2着となったエルコンドルパサーは次走のジャパンカップを同期の日本ダービー馬スペシャルウィーク、年長の強豪牝馬エアグルーヴらを抑えて優勝。世代最強の座を確立した。翌年にはフランスに長期滞在しサンクルー大賞、フォワ賞にも勝利し、世界最高峰レース凱旋門賞でモンジューの2着に入るなど日本馬の海外遠征としては最上級の成績を収めた。

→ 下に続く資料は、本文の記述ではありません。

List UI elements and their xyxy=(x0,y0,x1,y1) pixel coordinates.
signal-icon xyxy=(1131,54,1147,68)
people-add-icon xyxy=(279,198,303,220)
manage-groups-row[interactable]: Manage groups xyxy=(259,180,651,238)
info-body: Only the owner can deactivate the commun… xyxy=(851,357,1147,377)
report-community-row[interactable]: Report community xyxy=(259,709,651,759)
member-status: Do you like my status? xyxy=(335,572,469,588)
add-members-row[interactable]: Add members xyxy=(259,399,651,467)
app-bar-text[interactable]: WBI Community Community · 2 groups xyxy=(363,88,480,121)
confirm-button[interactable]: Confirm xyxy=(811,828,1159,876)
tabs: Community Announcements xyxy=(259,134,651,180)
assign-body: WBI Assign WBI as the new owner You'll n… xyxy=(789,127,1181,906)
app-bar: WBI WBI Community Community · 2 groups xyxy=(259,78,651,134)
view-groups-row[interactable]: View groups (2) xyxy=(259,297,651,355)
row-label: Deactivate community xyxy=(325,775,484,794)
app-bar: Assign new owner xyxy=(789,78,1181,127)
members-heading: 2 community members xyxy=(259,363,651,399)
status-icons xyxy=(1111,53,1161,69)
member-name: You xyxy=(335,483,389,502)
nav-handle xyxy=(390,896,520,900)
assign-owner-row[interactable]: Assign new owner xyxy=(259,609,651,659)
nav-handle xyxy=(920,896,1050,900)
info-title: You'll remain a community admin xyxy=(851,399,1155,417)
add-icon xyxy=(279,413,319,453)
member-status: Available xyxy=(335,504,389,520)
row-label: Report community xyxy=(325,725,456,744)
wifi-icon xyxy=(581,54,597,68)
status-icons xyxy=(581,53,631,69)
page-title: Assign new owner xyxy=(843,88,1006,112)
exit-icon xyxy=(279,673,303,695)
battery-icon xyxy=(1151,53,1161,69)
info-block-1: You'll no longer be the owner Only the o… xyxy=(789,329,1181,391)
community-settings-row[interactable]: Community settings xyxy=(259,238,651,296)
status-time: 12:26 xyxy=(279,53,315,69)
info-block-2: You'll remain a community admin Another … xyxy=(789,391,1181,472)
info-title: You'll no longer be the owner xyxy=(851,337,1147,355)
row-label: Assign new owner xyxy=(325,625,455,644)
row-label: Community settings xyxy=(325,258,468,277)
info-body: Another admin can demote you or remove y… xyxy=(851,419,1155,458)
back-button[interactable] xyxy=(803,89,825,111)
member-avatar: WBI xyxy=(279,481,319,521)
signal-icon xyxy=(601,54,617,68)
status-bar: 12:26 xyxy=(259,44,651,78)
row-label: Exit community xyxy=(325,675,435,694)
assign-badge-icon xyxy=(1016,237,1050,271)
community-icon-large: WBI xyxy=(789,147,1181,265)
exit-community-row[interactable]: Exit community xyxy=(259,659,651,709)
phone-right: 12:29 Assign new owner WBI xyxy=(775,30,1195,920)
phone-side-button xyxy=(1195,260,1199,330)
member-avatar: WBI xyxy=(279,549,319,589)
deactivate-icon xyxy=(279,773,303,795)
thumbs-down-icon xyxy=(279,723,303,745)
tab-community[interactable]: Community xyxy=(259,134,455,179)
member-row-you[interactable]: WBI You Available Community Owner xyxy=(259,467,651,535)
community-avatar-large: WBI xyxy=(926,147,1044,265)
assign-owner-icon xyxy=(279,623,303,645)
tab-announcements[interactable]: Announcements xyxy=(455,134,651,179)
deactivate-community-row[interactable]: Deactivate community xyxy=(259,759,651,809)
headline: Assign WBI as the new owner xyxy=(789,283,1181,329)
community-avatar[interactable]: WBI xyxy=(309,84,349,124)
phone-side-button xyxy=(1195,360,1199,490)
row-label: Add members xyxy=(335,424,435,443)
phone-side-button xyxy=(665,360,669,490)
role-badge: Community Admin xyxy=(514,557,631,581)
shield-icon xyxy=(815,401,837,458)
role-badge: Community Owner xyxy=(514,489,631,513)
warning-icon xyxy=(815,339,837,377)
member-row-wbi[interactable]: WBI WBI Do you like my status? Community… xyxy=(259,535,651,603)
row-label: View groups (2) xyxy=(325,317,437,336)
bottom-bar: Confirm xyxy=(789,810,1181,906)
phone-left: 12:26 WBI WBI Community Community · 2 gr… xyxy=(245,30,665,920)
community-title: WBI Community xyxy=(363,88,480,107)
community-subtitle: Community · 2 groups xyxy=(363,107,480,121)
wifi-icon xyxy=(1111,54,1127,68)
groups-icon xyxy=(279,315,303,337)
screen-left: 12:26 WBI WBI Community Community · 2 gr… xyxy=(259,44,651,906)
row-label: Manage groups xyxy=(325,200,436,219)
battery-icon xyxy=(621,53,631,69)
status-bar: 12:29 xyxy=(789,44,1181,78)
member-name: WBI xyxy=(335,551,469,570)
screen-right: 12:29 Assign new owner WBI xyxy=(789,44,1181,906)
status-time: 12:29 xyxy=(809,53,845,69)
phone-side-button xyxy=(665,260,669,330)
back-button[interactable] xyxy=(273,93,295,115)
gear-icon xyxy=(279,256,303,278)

5着に敗れたグラスワンダーは次走のアルゼンチン共和国杯でも凡走し、「早熟」「限界」などとも囁かれたが、有馬記念で優勝し復活を果たした。翌年には宝塚記念・有馬記念で新たなライバルとして立ちはだかっていたスペシャルウィークを下してグランプリ3連覇を達成。しかしエルコンドルパサーが海外から帰国後そのまま引退したため、エルコンドルパサーとグラスワンダーの再戦の機会もこの毎日王冠以降2度となかった。
このように、いずれも競馬史上に残る名馬となった3頭が唯一相見えた一戦であったことから、このレースは史上最高のGIIと呼ばれ、伝説のレース・名勝負として今もなおファンの語り草となっている。